Carla Carlisle on procrastination

I reckon there’s at least a 50% chance that you shouldn’t be reading this right now. You should be writing that thank-you letter, the one that will now have to be as long as Middle-march because it’s so overdue. Or you should be cleaning out the chicken house before you’re reported to the RSPCA for allowing domestic fowl to live in slum conditions. And if you don’t organise the receipts stuffed in the Jubilee biscuit tin by Friday, it will be too late to include them with this year’s tax return.

Of course, reading this is as good a way of putting things off as any, and I’m in no position to chide. Before I settled down to produce this divertissement of delay, I polished two silver sugar shakers we never use, filled the bins in the game larder with layers pellets and corn and made a list of things I must do today for peace of mind.

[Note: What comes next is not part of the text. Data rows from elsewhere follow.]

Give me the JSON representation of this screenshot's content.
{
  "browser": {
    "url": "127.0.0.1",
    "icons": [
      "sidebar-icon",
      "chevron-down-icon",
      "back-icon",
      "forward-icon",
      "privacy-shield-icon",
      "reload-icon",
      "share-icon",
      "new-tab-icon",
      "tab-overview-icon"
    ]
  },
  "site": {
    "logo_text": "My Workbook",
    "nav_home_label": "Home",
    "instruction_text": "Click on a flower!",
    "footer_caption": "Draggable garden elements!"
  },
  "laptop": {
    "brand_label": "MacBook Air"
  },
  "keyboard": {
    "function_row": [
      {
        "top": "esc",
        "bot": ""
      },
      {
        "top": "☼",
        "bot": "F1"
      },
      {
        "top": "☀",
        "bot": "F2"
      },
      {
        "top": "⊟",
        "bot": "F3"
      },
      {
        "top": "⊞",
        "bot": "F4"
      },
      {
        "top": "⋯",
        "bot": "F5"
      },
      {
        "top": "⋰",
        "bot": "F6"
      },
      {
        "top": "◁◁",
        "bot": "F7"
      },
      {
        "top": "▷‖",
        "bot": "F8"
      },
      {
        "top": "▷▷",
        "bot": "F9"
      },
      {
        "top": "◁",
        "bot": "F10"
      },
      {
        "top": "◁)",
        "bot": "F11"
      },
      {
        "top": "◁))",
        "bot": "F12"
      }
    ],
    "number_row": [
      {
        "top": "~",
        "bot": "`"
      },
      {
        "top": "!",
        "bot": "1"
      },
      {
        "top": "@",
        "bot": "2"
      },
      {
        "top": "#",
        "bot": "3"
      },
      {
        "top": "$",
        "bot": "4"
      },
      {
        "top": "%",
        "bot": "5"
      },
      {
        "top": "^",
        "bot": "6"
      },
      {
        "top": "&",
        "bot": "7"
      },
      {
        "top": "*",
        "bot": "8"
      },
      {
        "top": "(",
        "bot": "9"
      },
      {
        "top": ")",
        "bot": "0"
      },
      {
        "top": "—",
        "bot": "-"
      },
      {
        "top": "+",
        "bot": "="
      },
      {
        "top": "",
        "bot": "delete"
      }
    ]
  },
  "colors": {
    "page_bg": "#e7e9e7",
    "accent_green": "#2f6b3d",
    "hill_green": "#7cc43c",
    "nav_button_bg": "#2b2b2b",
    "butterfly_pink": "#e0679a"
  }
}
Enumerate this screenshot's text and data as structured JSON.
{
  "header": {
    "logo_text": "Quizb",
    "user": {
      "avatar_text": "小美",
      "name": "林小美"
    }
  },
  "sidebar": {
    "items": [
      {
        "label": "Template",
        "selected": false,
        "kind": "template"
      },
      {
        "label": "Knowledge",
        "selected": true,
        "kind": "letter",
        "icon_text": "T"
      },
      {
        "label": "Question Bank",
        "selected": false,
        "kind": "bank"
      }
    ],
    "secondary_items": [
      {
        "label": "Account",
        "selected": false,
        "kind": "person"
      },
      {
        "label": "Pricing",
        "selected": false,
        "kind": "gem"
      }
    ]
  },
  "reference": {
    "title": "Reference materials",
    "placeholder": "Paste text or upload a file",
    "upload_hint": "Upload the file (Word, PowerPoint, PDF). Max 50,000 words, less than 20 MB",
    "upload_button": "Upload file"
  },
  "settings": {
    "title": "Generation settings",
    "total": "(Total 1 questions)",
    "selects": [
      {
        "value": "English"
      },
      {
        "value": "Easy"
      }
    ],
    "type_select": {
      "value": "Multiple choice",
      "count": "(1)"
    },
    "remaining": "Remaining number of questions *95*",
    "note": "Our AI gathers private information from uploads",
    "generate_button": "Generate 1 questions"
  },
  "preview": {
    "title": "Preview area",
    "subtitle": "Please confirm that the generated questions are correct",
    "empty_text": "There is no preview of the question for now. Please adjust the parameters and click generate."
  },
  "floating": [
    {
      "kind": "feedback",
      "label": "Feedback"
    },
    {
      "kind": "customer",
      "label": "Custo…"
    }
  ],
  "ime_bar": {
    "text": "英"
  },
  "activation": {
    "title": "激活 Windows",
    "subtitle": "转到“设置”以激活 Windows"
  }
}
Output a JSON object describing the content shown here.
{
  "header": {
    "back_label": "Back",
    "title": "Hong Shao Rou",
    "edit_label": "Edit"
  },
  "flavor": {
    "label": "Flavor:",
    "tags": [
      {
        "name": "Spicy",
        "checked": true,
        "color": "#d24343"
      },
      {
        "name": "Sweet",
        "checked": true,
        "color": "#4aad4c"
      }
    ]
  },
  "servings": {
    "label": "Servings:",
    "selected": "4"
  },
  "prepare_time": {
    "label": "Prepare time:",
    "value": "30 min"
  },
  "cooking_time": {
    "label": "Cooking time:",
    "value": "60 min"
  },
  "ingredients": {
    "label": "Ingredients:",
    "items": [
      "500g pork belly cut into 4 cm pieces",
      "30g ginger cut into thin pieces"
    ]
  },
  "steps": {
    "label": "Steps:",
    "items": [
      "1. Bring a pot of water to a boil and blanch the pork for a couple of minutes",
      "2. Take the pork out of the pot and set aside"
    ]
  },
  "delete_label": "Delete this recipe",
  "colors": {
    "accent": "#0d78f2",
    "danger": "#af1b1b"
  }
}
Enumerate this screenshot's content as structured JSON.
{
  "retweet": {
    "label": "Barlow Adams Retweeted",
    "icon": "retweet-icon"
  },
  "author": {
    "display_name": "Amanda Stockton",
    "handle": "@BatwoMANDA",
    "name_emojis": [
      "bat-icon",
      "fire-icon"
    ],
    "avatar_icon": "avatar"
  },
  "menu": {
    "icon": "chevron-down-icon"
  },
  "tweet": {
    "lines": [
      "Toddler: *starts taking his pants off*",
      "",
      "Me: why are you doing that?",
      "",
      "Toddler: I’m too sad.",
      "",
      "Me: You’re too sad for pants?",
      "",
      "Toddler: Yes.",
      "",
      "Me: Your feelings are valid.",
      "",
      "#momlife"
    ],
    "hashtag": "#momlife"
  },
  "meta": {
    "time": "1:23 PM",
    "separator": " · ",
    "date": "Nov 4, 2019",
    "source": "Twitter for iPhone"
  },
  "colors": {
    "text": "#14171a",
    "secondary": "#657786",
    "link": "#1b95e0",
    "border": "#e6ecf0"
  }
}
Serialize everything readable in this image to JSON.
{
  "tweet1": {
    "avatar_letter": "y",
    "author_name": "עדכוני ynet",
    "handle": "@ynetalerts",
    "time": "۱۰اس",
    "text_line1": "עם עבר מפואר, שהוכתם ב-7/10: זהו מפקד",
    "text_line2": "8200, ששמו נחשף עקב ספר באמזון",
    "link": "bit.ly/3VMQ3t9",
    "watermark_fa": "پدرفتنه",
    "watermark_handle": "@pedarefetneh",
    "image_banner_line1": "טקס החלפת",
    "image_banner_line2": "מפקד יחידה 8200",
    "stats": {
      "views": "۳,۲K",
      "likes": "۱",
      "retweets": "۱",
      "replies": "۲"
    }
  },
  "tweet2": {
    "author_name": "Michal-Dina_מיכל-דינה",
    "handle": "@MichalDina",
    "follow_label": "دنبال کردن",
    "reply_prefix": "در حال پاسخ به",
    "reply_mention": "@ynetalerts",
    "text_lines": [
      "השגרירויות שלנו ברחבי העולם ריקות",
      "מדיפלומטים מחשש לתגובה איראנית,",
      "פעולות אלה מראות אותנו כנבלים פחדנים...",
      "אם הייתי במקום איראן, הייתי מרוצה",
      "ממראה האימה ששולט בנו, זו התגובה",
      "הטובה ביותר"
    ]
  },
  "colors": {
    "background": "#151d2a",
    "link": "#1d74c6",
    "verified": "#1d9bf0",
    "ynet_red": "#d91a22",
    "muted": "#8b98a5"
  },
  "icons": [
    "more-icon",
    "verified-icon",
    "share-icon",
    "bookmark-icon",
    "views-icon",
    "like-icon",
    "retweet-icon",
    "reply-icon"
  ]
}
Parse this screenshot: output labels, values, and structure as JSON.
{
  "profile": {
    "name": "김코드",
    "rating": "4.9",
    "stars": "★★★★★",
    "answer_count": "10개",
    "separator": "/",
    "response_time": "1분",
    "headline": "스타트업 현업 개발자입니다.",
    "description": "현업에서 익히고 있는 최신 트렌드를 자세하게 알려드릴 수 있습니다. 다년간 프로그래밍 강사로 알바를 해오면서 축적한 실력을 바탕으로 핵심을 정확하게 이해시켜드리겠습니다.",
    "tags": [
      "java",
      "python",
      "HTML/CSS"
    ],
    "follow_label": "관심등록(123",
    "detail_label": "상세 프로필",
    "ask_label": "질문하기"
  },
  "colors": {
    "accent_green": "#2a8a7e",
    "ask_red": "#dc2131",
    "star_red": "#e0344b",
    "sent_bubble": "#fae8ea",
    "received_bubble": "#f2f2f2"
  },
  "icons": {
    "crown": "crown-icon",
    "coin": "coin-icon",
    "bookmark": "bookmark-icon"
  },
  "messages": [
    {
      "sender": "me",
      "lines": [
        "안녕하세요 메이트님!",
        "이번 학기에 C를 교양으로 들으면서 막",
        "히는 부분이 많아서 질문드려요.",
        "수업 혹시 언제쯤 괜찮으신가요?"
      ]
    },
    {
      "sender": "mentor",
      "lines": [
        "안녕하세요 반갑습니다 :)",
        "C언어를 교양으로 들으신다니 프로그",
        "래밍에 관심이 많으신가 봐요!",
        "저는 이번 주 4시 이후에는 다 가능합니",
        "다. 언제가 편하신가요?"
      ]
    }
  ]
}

I also watched Julian cutting the hay, went to the mailbox, separated the post into Mine and His, cleaned out the drain outside the kitchen and took Otis to the vet for his annual booster shot-because I’d left it too long, he now has to go back for a second one. Before I finally sat down at my desk, I made a cafetière of coffee. This involves grinding the beans in my burr grinder, boiling the filtered water and then waiting for three minutes before pouring the water onto the coffee because I recently read that the key to making coffee that isn’t bitter is the delay bet-ween boiling and pouring.

Which is relevant because this is about the delay between thinking and doing. A delay that is called procrastination, des-cribed by Robert Benchley as: ‘Anyone can do any amount of work, provided it isn’t the work he is supposed to be doing at that moment.’ I’ve always believed that procrastination was the single flaw preventing me from having the rich and happy life that has always been just a whisker away.

Oh, the things I might have been, if only I’d filled in the form, written the letter, finished the first draft, met the deadline, paid on time, checked the oil, made the appointment! Instead, I’ve followed Mark Twain’s dictum-never put off until tomorrow what you can put off to the day after tomorrow-a philosophical yoke that would make an ox inert.

Now, it seems that all my guilt, fretfulness, misery and shame have, in fact, been a blessing. Economists, psychologists and philosophers are all taking a new look at procrastination. They’re rejecting the notion that dillydallying is a form of what the Greeks called akrasia-doing something against one’s own better judgment-and seeing it as a valuable means of slowing down. Reflection and slowing down are the new moral ideal.

True, with more time and thought, I think the war in Afghanistan would have been avoided. A little perusal of history would have convinced any general it was unwinnable. Truer still of the war in Iraq. If politicians had even skimmed the ‘Lonely Planet’ guide, they would have realised that it was a country fatally divided between Sunnis and Shi’as.

An inspiring example of the Slow movement is Warren Buffett, one of the world’s richest men, who describes his investment strategy as ‘lethargy bordering on sloth’. He hangs onto stocks for the long term. The current Libor scandal started with a snap decision. Bad idea.

Enheartening as this new appraisal is, I still feel guilt at my ineptitude at getting things done. I pay more for train tickets because I don’t book far enough in advance. I’m surrounded by packages too late to mail that were meant for babies who are now at university. All the same, one can only welcome this enlightened message of our times. Unless, of course, your job is to provide weekly distraction for folks who really should be cleaning out the chicken house.